Very large graphs[Bearbeiten | Quelltext bearbeiten]

  • Define node aggregation into super-nodes/meta-nodes and name the three bases for aggregation listed (hierarchies, attributes, topology). For each, give a quick example of when it’s the right choice.
  • Contrast “aggregation of edges” vs “aggregation of nodes (and edges)”: what visual problem does each target, and what new ambiguity can each introduce?

Communities, clustering, biclustering[Bearbeiten | Quelltext bearbeiten]

  • The slides describe communities via modularity (dense inside, sparse between) and show a hierarchical layout. Explain why a hierarchy is useful even if the underlying graph is “flat.”
  • What is biclustering in the context of a biadjacency matrix, and what does “rearranging rows and columns to maximize modularity” actually accomplish visually?

Edge bundling & routing for readability at scale[Bearbeiten | Quelltext bearbeiten]

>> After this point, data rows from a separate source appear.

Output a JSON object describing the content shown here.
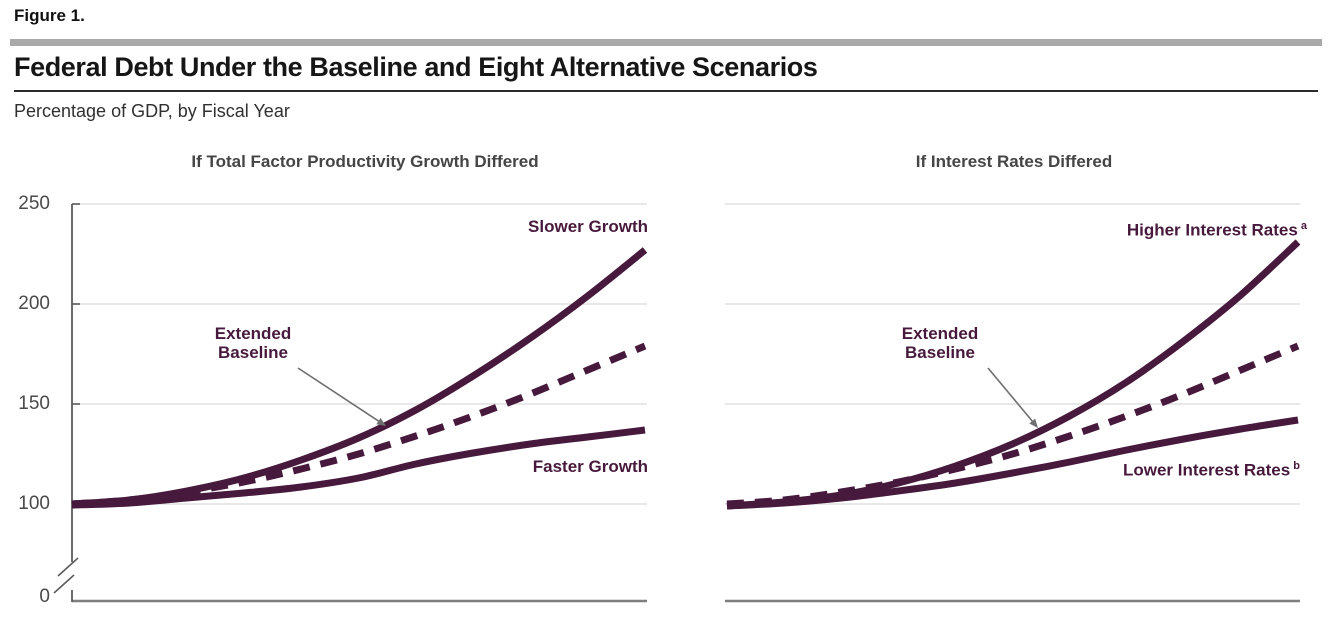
{
  "header": {
    "figure_label": "Figure 1.",
    "title": "Federal Debt Under the Baseline and Eight Alternative Scenarios",
    "subtitle": "Percentage of GDP, by Fiscal Year"
  },
  "colors": {
    "line": "#471a3d",
    "grid": "#e0e0e0",
    "axis": "#5c5c5c",
    "bottom_axis": "#7f7f7f",
    "arrow": "#6f6f6f",
    "panel_title": "#454545",
    "tick_label": "#4a4a4a",
    "divider_bar": "#a9a9a9",
    "label_text": "#471a3d"
  },
  "chart_data": [
    {
      "type": "line",
      "title": "If Total Factor Productivity Growth Differed",
      "ylim": [
        0,
        250
      ],
      "y_ticks": [
        250,
        200,
        150,
        100,
        0
      ],
      "y_axis_break_between": [
        0,
        100
      ],
      "x_labels": [],
      "grid": "horizontal",
      "annotation": "Extended Baseline",
      "series": [
        {
          "name": "Slower Growth",
          "sup": "",
          "style": "solid",
          "points": [
            [
              0,
              100
            ],
            [
              0.1,
              102
            ],
            [
              0.2,
              106.5
            ],
            [
              0.3,
              113
            ],
            [
              0.4,
              122
            ],
            [
              0.5,
              133
            ],
            [
              0.6,
              147
            ],
            [
              0.7,
              164
            ],
            [
              0.8,
              183
            ],
            [
              0.9,
              204
            ],
            [
              1,
              227
            ]
          ]
        },
        {
          "name": "Extended Baseline",
          "sup": "",
          "style": "dashed",
          "points": [
            [
              0,
              100
            ],
            [
              0.1,
              102
            ],
            [
              0.2,
              106
            ],
            [
              0.3,
              111
            ],
            [
              0.4,
              117.5
            ],
            [
              0.5,
              125
            ],
            [
              0.6,
              134
            ],
            [
              0.7,
              144
            ],
            [
              0.8,
              155
            ],
            [
              0.9,
              167
            ],
            [
              1,
              179
            ]
          ]
        },
        {
          "name": "Faster Growth",
          "sup": "",
          "style": "solid",
          "points": [
            [
              0,
              99.5
            ],
            [
              0.1,
              100.5
            ],
            [
              0.2,
              103
            ],
            [
              0.3,
              105.5
            ],
            [
              0.4,
              108.5
            ],
            [
              0.5,
              113
            ],
            [
              0.6,
              120
            ],
            [
              0.7,
              125.5
            ],
            [
              0.8,
              130
            ],
            [
              0.9,
              133.5
            ],
            [
              1,
              137
            ]
          ]
        }
      ]
    },
    {
      "type": "line",
      "title": "If Interest Rates Differed",
      "ylim": [
        0,
        250
      ],
      "y_ticks": [
        250,
        200,
        150,
        100,
        0
      ],
      "y_axis_break_between": [
        0,
        100
      ],
      "x_labels": [],
      "grid": "horizontal",
      "annotation": "Extended Baseline",
      "series": [
        {
          "name": "Higher Interest Rates",
          "sup": "a",
          "style": "solid",
          "points": [
            [
              0,
              99
            ],
            [
              0.1,
              101
            ],
            [
              0.2,
              104.5
            ],
            [
              0.3,
              110.5
            ],
            [
              0.4,
              119
            ],
            [
              0.5,
              130
            ],
            [
              0.6,
              144
            ],
            [
              0.7,
              161
            ],
            [
              0.8,
              181.5
            ],
            [
              0.9,
              204.5
            ],
            [
              1,
              231
            ]
          ]
        },
        {
          "name": "Extended Baseline",
          "sup": "",
          "style": "dashed",
          "points": [
            [
              0,
              100
            ],
            [
              0.1,
              102
            ],
            [
              0.2,
              106
            ],
            [
              0.3,
              111
            ],
            [
              0.4,
              117.5
            ],
            [
              0.5,
              125
            ],
            [
              0.6,
              134
            ],
            [
              0.7,
              144
            ],
            [
              0.8,
              155
            ],
            [
              0.9,
              167
            ],
            [
              1,
              179
            ]
          ]
        },
        {
          "name": "Lower Interest Rates",
          "sup": "b",
          "style": "solid",
          "points": [
            [
              0,
              99
            ],
            [
              0.1,
              100.5
            ],
            [
              0.2,
              103
            ],
            [
              0.3,
              106.5
            ],
            [
              0.4,
              110.5
            ],
            [
              0.5,
              115.5
            ],
            [
              0.6,
              121
            ],
            [
              0.7,
              127
            ],
            [
              0.8,
              132.5
            ],
            [
              0.9,
              137.5
            ],
            [
              1,
              142
            ]
          ]
        }
      ]
    }
  ]
}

  • Compare edge bundling vs an edge density map: what question does each answer better, and what detail does each hide?
  • Edge routing can use grids/quadtree/voronoi and represent edges as polylines/Béziers. Pick one spatial structure + one curve type and argue how that combination affects (a) bundling strength and (b) geometric faithfulness.

Data tiles / multiscale pre-rendering for real-time exploration[Bearbeiten | Quelltext bearbeiten]

  • Explain the core idea of data tiles for graphs (multiple zoom levels) and identify what must be precomputed/stored to make panning/zooming responsive.